After a spectacular year in terms of earnings in the US market, companies on the other side of the pond hope to invest more cash in 2022 in buybacks and dividends for shareholders, according to Mark Maurer en The Wall Street Journal.
“Many companies have recovered from the blow of the coronavirus pandemic and are in a period of strong growth, which gives them a wide margin to reward their shareholders, “he said. Howard Silverblatt, a senior index analyst at S&P Dow Jones Indices, a unit of S&P Global.
“Most companies have significant cash flow positions right now,” Silverblatt said. “There is enough cash to do almost anything.”
S&P 500 companies had $ 3.78 trillion in cash and cash equivalents at the end of the third quarter, compared to $ 3.41 trillion in the prior year and $ 2.19 trillion in the 2019 period, according to the data provider S&P Global Market Intelligence.
For the year that is about to close, it is expected that share buybacks in S&P 500 companies reach an estimated record of 850,000 million dollars, 63.6% more than last year, when many companies temporarily stopped those programs, and 16.6% from 2019.
At third quarter this year, buybacks exceeded $ 234.6 billion, beating the previous record of $ 223 billion, set in the fourth quarter of 2018.
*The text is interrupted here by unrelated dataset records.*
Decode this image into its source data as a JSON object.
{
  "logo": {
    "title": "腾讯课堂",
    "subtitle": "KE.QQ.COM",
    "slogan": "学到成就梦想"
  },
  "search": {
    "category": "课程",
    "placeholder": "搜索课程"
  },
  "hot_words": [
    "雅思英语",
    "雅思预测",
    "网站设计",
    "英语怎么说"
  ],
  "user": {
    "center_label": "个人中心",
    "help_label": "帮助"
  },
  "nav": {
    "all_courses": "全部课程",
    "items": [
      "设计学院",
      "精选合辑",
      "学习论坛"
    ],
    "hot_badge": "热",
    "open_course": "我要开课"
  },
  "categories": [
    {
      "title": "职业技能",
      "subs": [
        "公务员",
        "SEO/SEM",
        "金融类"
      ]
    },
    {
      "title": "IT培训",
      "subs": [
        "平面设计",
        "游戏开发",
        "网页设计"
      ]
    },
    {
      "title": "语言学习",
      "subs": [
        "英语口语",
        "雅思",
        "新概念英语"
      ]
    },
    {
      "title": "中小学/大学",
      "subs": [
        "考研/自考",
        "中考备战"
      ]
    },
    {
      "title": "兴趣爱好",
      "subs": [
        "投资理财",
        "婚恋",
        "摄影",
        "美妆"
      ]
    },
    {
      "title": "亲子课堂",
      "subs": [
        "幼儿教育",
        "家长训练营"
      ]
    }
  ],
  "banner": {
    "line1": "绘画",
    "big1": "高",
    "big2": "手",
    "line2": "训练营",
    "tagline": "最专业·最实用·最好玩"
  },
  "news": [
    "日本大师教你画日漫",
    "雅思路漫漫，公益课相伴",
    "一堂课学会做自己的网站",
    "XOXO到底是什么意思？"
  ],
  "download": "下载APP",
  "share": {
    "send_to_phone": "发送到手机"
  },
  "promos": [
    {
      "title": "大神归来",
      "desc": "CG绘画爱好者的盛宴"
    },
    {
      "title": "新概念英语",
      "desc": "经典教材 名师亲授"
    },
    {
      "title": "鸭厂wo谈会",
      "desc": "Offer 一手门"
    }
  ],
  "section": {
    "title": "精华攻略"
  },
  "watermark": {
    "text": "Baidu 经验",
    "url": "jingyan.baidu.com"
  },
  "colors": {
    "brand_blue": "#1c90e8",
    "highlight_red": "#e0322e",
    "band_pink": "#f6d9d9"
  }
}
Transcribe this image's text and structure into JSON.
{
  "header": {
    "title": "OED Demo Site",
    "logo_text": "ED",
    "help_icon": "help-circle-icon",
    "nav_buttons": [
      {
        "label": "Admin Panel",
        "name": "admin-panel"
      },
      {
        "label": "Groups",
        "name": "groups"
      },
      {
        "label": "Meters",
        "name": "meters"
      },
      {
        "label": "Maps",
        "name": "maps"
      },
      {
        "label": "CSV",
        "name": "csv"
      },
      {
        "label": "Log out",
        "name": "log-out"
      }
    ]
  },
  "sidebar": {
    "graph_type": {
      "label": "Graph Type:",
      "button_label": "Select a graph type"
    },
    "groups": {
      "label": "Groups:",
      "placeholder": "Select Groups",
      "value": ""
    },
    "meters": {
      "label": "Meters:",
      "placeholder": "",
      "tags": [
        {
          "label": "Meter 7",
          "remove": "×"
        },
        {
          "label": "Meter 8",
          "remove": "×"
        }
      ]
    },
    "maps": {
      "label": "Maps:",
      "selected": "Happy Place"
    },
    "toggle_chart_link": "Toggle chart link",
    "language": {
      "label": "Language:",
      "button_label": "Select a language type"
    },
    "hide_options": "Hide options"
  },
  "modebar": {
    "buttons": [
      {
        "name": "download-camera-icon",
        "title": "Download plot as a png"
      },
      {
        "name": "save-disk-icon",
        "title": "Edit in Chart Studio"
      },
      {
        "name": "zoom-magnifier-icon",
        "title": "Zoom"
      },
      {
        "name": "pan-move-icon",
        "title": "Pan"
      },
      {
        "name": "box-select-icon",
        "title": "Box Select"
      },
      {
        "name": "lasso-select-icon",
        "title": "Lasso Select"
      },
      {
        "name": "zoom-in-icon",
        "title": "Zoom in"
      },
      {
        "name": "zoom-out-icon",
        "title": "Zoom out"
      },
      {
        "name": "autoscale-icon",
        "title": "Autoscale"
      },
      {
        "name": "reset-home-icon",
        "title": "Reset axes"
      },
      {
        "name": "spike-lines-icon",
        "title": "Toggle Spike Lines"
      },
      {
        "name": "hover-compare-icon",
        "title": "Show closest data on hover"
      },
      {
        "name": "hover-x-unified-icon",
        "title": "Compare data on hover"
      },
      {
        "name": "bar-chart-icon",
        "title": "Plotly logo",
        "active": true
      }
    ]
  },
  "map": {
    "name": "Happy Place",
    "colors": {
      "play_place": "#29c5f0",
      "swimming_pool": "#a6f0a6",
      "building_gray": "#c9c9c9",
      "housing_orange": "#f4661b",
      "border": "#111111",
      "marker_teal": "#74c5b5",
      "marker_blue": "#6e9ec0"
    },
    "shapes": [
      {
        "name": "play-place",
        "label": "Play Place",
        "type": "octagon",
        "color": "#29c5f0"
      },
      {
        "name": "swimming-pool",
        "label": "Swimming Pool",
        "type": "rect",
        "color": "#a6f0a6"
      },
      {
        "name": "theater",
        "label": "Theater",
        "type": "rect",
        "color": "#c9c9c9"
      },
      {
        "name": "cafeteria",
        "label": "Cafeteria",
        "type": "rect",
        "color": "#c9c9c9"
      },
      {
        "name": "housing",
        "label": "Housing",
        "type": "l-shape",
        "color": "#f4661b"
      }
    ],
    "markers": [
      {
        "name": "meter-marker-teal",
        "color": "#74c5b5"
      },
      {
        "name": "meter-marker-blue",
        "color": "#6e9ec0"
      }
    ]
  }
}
The companies paid cash dividends with an average of $ 15.36 per share in the third quarter, also a peak, compared to $ 13.97 in the prior-year quarter, the data shows.
Companies buy back their shares and pay dividends to return the cash to shareholders. With those buybacks, they also seek offset part of the dilution What happens when companies issue shares to their own employees. The timing of these decisions is key, as repurchasing shares can be expensive when the stock markets are as expensive as they have been this year.
Regulators on alert
But buybacks face growing skepticism from regulators and legislators, and some critics say they allow executives paid in stocks or options to increase their compensation at the expense of workers’ wages. In mid-December, the Securities and Exchange Commission proposed increased disclosure requirements on buybacks, which would force companies to detail their justification and the criteria used to determine the number of shares to buy back.
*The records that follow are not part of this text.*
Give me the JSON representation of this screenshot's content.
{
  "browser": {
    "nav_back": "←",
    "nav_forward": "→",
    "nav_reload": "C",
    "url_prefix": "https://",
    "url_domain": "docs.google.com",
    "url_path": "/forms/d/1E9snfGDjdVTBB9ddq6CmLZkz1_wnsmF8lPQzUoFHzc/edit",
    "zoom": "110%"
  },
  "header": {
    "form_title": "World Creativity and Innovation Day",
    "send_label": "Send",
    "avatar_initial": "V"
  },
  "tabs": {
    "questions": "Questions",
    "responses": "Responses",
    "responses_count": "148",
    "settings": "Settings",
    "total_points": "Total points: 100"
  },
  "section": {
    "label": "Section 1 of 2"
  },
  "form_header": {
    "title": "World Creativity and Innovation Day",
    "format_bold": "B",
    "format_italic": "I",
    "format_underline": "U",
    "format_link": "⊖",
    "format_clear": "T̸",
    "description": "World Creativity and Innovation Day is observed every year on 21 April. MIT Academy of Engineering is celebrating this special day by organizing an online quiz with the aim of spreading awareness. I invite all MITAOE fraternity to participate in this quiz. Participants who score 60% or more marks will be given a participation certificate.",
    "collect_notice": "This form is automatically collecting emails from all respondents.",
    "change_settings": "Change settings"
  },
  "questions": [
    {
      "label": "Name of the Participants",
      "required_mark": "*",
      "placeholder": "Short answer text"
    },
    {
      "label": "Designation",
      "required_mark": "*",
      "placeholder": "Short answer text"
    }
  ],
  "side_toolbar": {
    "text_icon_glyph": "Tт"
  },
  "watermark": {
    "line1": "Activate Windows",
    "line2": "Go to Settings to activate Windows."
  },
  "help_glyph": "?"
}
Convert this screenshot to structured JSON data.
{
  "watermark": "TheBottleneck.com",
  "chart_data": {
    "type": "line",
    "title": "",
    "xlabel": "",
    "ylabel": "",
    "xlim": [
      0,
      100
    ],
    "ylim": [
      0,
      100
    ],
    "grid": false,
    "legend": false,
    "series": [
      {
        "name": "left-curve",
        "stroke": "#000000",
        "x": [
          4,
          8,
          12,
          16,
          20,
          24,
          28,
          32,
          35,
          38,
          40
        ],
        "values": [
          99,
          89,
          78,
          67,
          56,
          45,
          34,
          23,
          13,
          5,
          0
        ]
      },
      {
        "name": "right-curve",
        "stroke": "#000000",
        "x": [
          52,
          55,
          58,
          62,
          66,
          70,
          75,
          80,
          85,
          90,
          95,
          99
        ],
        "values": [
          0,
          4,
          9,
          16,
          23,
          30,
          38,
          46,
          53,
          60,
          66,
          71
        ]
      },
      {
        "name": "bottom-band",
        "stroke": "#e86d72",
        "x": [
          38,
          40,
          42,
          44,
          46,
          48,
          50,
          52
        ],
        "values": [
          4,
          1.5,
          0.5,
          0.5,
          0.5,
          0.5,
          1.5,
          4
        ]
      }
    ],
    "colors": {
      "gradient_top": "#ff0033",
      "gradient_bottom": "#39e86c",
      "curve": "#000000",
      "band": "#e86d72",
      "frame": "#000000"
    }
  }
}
Last month, the Camera approved a spending package of 2 trillion dollars that would introduce a 1% tax on the amount that companies spend to buy back shares. But the legislation faces obstacles in the Senate, in part due to opposition from the senator. Joe Manchin, a key vote.
Some buybacks to stand out
Earlier this month, the network equipment provider Ciena Corp. said it planned buybacks of shares worth $ 250 million. In this type of buyback, a company buys most of the shares in advance through a contract negotiated with an investment bank.
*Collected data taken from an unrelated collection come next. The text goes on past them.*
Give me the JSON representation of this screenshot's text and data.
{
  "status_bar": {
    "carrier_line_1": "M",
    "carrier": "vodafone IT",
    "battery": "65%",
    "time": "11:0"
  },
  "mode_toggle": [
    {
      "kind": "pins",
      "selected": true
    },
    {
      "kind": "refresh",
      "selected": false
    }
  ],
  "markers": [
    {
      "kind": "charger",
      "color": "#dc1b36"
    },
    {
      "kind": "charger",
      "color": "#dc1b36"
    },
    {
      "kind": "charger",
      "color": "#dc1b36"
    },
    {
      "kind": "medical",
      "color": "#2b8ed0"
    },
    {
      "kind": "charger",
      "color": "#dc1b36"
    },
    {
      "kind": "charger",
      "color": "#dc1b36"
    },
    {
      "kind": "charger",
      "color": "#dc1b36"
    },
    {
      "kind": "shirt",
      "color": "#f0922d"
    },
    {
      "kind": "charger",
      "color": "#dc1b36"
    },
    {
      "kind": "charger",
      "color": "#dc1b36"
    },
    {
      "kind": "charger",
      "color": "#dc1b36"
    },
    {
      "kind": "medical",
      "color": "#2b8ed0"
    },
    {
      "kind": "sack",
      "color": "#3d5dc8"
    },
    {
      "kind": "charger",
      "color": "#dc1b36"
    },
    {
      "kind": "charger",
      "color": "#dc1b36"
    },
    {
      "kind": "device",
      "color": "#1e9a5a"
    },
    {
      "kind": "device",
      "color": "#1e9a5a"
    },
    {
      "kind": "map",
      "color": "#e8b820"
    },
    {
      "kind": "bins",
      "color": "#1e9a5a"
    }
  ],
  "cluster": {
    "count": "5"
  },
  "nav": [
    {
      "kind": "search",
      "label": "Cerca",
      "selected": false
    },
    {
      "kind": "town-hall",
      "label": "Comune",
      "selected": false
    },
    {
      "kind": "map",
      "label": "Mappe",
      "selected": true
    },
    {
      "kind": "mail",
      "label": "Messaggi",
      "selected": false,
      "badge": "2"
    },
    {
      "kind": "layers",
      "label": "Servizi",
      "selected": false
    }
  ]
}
“We thought it was the right thing to do, to make up for the fact that we were short the last two years,” said the CFO James Moylan.
The company fell short in a few 200 million dollars in a plan that he announced in December 2018 to buy back around a total of 450 million dollars for the next three years, Moylan said. In part, that was because the number of customer orders declined in the early stages of the pandemic and the company faced delays in activating new services and equipment.
S&P 500 companies increased their capital expenditures to $ 528.64 billion during the first three quarters of the year, 11% more than in the period of the previous year and 1.2% compared to the period of 2019.
This month, the toolmaker Stanley Black & Decker Inc. said it plans to buy back shares worth $ 4 billion in 2022. “Part of the funds will come from the planned sale of $ 3.2 billion of its business assets security to the Swedish security service provider Security AB.”, He said President and CFO Donald Allan Jr.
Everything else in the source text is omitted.